Le Pakistan a remis aux États-Unis une version révisée de la proposition iranienne visant à mettre fin au conflit au Moyen-Orient, a indiqué lundi une source pakistanaise à Reuters, alors que les discussions diplomatiques restent dans l’impasse.
« Nous n’avons pas beaucoup de temps », a déclaré cette source, soulignant que les positions des deux camps évoluent constamment, compliquant davantage les efforts de médiation.
Le porte-parole du ministère iranien des Affaires étrangères, Esmaeil Baghaei, a confirmé que les positions de Téhéran avaient été transmises à Washington par l’intermédiaire du Pakistan, qui joue actuellement un rôle de médiateur entre les deux parties.

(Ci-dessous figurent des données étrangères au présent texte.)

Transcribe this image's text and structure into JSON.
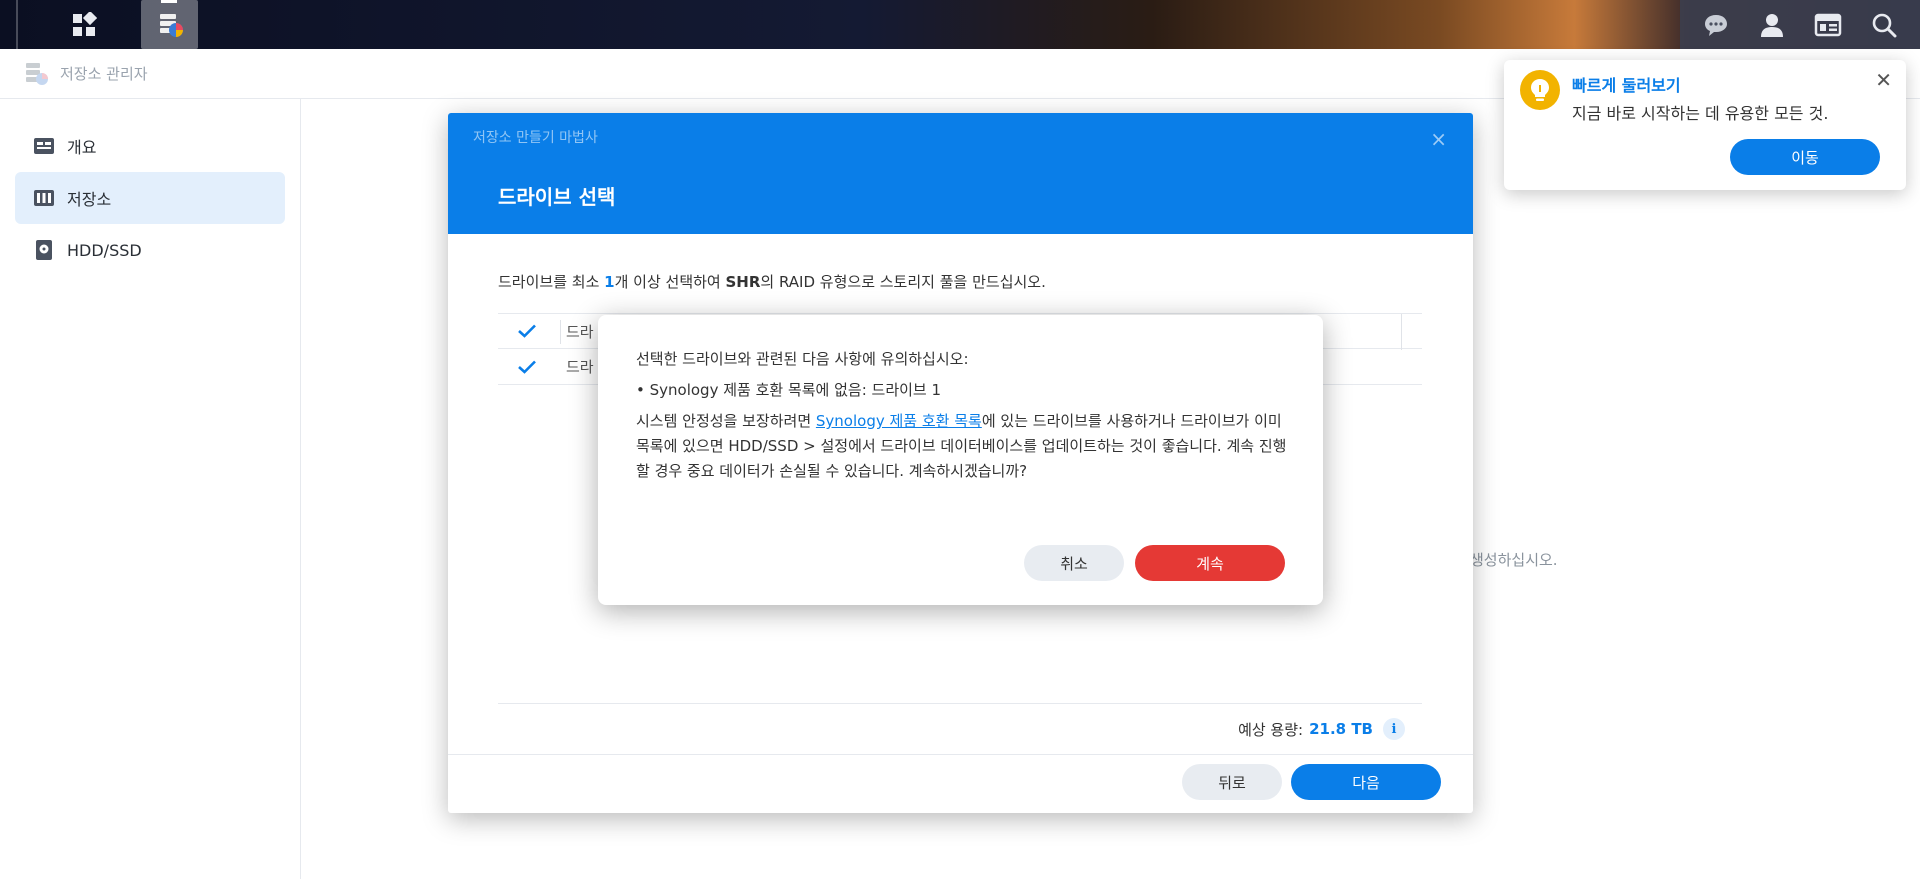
{
  "app": {
    "title": "저장소 관리자"
  },
  "sidebar": {
    "items": [
      {
        "label": "개요",
        "icon": "overview-icon"
      },
      {
        "label": "저장소",
        "icon": "storage-icon"
      },
      {
        "label": "HDD/SSD",
        "icon": "hdd-icon"
      }
    ]
  },
  "background": {
    "hint_text": "생성하십시오."
  },
  "wizard": {
    "small_title": "저장소 만들기 마법사",
    "title": "드라이브 선택",
    "desc_prefix": "드라이브를 최소 ",
    "desc_count": "1",
    "desc_mid": "개 이상 선택하여 ",
    "desc_shr": "SHR",
    "desc_suffix": "의 RAID 유형으로 스토리지 풀을 만드십시오.",
    "table": {
      "header_cell": "드라",
      "row_cell": "드라"
    },
    "capacity_label": "예상 용량:",
    "capacity_value": "21.8 TB",
    "info_glyph": "i",
    "back_label": "뒤로",
    "next_label": "다음",
    "close_glyph": "×"
  },
  "confirm": {
    "heading": "선택한 드라이브와 관련된 다음 사항에 유의하십시오:",
    "bullet": "• Synology 제품 호환 목록에 없음: 드라이브 1",
    "para_prefix": "시스템 안정성을 보장하려면 ",
    "para_link": "Synology 제품 호환 목록",
    "para_suffix": "에 있는 드라이브를 사용하거나 드라이브가 이미 목록에 있으면 HDD/SSD > 설정에서 드라이브 데이터베이스를 업데이트하는 것이 좋습니다. 계속 진행할 경우 중요 데이터가 손실될 수 있습니다. 계속하시겠습니까?",
    "cancel_label": "취소",
    "continue_label": "계속"
  },
  "tour": {
    "title": "빠르게 둘러보기",
    "text": "지금 바로 시작하는 데 유용한 모든 것.",
    "go_label": "이동",
    "close_glyph": "✕"
  },
  "colors": {
    "accent": "#0a7ee8",
    "danger": "#e53935",
    "tour_icon": "#f2b300"
  }
}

La semaine dernière, le président américain Donald Trump avait estimé que le cessez-le-feu conclu début avril avec l’Iran était « sous assistance respiratoire », après la réponse iranienne à une proposition américaine jugée insuffisante par Washington.
Les négociations achoppent notamment sur plusieurs dossiers sensibles, parmi lesquels le programme nucléaire iranien et le contrôle du détroit d’Ormuz, passage stratégique par lequel transite une part importante des exportations mondiales de pétrole et de gaz naturel liquéfié.
L’Iran exige également un arrêt total des hostilités sur l’ensemble des fronts régionaux, notamment au Liban, où Israël affronte le Hezbollah soutenu par Téhéran. Les autorités iraniennes refusent par ailleurs toute discussion sur le nucléaire tant qu’une « cessation définitive des hostilités » ne sera pas obtenue.
Téhéran réclame aussi des compensations pour les dégâts causés par la guerre, la levée du blocus naval américain, des garanties contre de futures attaques ainsi que la reprise de ses exportations pétrolières.
Lors d’une conférence de presse télévisée, Esmaeil Baghaei a affirmé que l’Iran restait prêt « à tous les scénarios », avertissant que Téhéran saurait répondre « de manière appropriée à la moindre erreur de la partie adverse ».